Se-Te Replacement Induced Structural Transition and Enhanced Band Gaps in Cd5Se4O12Cl2 and Cd5Se4O12Br2

Abstract

Heavy metal oxyhalides have emerged as promising candidates for advanced photoelectric functional materials due to their distinguished structural characteristics and properties. This study reports the synthesis and characterization of two isostructural compounds, Cd₅Se₄O₁₂X₂ (X = Cl, Br), designed through rare Te-Se substitution from the new emerging Cd₅Te₄O₁₂X₂ (X = Cl, Br, I) compound. The Te-Se substitution induces the reorganization of Cd coordination environments, resulting a structural transition from P2₁/c (Cd₅Te₄O₁₂X₂, X = Cl, Br, I) to C2/c (Cd₅Se₄O₁₂X₂, X = Cl, Br) space group.
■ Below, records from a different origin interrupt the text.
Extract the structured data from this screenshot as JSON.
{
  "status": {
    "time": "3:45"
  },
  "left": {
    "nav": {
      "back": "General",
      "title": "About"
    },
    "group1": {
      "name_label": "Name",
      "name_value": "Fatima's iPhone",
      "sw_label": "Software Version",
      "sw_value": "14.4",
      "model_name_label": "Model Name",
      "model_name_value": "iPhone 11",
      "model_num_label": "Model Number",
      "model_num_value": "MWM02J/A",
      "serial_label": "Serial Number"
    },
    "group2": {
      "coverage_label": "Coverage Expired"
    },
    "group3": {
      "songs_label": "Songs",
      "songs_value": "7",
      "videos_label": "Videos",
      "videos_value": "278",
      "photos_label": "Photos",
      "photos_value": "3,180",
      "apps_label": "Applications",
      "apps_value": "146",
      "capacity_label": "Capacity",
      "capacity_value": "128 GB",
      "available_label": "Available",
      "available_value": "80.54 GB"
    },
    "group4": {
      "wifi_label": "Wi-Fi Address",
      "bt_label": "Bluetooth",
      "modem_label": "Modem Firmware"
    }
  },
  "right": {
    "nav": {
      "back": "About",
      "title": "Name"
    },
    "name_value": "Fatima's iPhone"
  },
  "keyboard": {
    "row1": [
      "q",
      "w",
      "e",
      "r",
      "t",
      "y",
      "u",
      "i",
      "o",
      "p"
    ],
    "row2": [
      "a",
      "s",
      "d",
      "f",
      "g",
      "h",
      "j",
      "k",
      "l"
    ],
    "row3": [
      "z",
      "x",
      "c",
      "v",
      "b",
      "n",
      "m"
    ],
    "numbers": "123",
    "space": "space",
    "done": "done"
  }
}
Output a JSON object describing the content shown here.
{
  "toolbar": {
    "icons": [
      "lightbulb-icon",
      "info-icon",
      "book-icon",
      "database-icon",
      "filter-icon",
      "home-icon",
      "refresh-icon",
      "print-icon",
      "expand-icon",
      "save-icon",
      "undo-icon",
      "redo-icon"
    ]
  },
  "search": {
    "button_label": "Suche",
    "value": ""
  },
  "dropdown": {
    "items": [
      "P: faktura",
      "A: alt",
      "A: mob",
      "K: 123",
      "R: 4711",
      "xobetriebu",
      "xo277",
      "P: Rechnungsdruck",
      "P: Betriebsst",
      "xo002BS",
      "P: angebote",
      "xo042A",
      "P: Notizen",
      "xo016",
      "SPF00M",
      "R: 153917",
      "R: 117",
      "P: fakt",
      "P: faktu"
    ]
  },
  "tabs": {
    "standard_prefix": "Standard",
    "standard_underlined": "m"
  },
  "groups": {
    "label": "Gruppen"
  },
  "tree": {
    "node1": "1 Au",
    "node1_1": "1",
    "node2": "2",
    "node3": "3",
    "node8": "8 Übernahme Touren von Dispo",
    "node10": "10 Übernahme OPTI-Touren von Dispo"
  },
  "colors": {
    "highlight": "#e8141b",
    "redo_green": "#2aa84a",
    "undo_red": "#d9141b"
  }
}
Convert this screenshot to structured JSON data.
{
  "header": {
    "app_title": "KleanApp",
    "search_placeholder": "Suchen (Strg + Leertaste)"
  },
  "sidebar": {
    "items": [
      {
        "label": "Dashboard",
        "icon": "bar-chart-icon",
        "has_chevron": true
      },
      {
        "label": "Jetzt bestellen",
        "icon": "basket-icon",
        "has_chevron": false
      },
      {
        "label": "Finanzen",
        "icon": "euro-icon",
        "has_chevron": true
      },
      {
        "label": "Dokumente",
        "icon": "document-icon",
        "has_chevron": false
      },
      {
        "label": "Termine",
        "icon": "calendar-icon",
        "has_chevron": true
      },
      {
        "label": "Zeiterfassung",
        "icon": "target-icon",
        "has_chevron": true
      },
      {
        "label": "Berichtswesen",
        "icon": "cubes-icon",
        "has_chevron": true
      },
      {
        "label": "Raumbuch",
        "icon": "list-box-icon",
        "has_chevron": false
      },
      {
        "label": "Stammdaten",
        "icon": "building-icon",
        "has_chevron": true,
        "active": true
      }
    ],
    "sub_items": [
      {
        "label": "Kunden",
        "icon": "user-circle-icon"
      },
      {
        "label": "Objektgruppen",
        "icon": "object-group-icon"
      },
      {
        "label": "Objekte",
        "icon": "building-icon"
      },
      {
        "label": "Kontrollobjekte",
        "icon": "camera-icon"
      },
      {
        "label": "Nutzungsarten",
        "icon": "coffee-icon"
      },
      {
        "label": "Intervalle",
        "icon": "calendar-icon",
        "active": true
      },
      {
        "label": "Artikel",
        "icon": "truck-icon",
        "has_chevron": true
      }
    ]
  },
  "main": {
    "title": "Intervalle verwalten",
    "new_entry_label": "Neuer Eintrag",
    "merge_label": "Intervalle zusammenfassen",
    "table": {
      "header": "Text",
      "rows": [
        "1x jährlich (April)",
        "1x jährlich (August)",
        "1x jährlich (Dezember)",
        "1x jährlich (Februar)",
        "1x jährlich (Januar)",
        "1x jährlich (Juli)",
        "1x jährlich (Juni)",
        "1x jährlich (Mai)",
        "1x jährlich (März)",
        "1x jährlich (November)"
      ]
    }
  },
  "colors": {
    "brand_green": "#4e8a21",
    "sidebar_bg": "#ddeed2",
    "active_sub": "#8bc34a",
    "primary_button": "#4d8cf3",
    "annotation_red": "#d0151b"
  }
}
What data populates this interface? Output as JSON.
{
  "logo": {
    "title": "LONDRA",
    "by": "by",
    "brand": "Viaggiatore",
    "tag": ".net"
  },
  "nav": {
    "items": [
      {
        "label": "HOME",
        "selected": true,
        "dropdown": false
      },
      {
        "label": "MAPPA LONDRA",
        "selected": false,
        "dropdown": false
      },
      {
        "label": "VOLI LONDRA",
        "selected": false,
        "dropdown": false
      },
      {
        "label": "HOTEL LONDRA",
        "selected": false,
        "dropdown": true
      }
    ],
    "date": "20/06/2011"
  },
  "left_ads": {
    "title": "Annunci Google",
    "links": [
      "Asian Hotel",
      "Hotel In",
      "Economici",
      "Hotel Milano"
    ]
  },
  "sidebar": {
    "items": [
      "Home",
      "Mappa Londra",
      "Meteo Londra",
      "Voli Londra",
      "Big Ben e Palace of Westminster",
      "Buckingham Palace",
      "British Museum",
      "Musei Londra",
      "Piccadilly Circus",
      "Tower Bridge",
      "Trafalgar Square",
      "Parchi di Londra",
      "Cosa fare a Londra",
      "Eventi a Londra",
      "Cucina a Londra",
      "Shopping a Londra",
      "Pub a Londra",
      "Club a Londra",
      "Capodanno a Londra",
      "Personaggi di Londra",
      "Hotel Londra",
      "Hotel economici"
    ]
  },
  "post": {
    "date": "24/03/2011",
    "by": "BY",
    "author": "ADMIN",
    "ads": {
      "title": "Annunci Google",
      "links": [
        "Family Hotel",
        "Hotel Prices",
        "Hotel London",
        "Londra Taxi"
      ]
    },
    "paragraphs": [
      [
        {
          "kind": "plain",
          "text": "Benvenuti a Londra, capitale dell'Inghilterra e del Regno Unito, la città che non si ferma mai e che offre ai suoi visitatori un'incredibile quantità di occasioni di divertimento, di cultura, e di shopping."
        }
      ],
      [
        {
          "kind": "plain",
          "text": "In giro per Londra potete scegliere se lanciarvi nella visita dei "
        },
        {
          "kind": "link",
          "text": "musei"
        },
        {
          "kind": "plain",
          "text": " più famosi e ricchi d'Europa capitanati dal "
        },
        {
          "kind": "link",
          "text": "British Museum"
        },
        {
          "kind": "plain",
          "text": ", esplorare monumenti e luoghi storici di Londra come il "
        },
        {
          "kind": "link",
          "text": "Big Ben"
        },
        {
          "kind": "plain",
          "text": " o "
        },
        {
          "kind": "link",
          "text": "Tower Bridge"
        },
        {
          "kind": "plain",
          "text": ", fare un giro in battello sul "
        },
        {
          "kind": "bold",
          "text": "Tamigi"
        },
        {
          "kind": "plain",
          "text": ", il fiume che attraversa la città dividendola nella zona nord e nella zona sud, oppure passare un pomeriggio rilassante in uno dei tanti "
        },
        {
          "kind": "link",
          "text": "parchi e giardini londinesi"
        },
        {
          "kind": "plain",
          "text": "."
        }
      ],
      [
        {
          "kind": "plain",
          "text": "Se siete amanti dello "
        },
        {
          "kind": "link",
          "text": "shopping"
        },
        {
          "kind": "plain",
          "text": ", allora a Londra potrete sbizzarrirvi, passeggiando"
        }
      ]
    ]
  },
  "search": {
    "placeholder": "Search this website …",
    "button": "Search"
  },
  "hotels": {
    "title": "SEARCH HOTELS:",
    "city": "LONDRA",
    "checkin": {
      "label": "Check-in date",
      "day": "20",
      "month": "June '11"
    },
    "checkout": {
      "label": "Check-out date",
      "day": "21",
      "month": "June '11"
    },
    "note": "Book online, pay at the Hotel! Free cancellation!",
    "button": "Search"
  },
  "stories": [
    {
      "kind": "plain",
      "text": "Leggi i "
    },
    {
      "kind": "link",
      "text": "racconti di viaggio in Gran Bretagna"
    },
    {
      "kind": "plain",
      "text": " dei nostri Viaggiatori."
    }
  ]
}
The title compounds feature a three-dimensional structure composed of [CdO₈], [CdO₅], [CdO₄X₂], and [SeO₃] polyhedral units. Cd₅Se₄O₁₂Cl₂ and Cd₅Se₄O₁₂Br₂ exhibit wide optical band gaps (in oxyhalides) of 4.96 eV and 4.68 eV, respectively. The birefringence value of Cd₅Se₄O₁₂Cl₂/Cd₅Se₄O₁₂Br₂ was determined to be 0.089/0.093@1064 nm. The results illustrate the feasibility of Te-Se substitution in the oxyhalide family and offer valuable insights for developing new oxyhalide-based functional materials with adjustable properties.